What kind of industry would you like to see Henderson attract?

In keeping with a vice-based economy, I would like to see Henderson welcome the cement and contracting industry, linen supply, trucking, vending machine distribution, business protection, personal loans, discount cigarettes and liquor, an import/export business, and a Henderson “lottery” to the area. Also, Henderson needs an establishment where Hendersonians can meet and discuss worldwide sporting events.

As mayor, you will have the responsibility for setting the City Council meeting agenda. What features or innovations, if any, can we expect from you?

I intend to make all City Council meetings, committee meetings and any other city-related activity clothing-optional, especially Alive! After Five. I hope Hendersonians consider this when voting Tuesday and make the right choices.

I would like to see all religions, past and present, represented in the invocation, beginning with, say, augury and definitely including Wicca. Maybe a human sacrifice of whoever loses the Ward 3 at-large seat, since that seems to be a duel to the death anyway.

I also plan to introduce an ordinance against the overuse and abuse of colorful Southern idioms and metaphors. This “over-Southerning” ordinance will limit, I hope, the disjointed monologues of certain council members and hopefully keep the council within reasonable time constraints.

Do you plan to continue Mayor Clem Seifert’s Speak Up Henderson forum?

No. I will, however, set aside a time when citizens can visit me in my private office and ask me for “favors.”

What is your opinion of the Embassy Block project?

I’m going to reserve judgement until I have all the “facts.” It will be the “facts” that determine my answer to that question, and I’m going to wait until all the “facts” are in. I certainly hope that the principals involved will be willing to contribute “facts” to help me make a determination. I’m one of those people who need a lot of “facts.”

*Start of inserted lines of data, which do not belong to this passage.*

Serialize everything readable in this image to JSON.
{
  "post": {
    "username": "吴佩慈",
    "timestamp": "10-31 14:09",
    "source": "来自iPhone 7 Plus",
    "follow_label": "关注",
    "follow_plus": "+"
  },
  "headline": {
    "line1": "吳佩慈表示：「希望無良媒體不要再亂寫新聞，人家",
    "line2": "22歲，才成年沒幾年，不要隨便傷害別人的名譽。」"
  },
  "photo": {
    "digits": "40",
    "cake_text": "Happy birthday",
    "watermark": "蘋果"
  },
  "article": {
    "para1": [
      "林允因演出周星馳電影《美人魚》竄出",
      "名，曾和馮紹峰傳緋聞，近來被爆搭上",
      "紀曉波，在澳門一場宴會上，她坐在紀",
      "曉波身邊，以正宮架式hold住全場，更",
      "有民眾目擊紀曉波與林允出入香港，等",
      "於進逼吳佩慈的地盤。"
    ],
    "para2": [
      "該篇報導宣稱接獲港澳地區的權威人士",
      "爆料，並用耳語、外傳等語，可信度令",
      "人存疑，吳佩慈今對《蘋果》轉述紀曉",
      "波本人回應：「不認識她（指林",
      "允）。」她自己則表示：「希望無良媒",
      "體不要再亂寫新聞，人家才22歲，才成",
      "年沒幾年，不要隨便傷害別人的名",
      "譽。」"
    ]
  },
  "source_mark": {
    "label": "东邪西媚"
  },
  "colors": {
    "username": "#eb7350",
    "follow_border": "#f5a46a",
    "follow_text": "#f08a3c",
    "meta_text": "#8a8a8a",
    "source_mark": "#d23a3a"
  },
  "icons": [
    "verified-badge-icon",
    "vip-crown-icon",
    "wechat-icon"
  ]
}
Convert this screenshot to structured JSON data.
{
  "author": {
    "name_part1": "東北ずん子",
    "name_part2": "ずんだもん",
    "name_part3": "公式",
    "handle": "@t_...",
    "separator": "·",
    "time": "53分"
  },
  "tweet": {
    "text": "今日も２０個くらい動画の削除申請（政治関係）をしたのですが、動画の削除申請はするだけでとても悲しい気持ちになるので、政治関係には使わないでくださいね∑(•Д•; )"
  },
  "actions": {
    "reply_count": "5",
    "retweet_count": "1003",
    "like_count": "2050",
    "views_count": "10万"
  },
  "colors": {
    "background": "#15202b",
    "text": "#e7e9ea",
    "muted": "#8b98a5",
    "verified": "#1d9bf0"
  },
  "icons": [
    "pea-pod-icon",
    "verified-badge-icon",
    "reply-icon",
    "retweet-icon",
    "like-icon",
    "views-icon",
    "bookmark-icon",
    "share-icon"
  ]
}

“Facts” is your way of saying “bribe,” isn’t it?

Just whose side are you on, anyway?

What do you consider the greatest accomplishment of city government in the past two years?

I think one of the greatest accomplishments of the city in the past two years is helping municipal parking lots to remember the Sabbath and keep it holy.

Should Time Warner Cable be compelled in the new contract to broadcast City Council meetings?

Let me state unequivocally that I am against pornography and gratuitous violence on television. However, if it does happen, I’d like for it to be called “The Smoke-and-Mirrors Old-Timey Holiness Three-and-a-Half Hours of Power” hosted by former Mayor Chick Young and with color commentary by the Rev. C.J. Dale.

The position of city manager, currently occupied by Eric Williams, is one that can be controversial at times. What is your opinion of the job performance of our current city manager?

I would like to see a clause written into the city manager’s contract calling for termination if he insists on the continued use of more than one consecutive period in a correspondence. The same goes if I ever see him wearing a Speedo again. He needs to know that, like any city employee, he can be replaced. I think we can get the Magic Mirror away from the Wicked Queen for a fraction of his current salary, too.

We thank you very much for your time, Miles Gloriosus.

No problem. It was either this or chase my kids out of the house so I could watch another episode of the human reproduction and anatomy lesson that is “Rome.”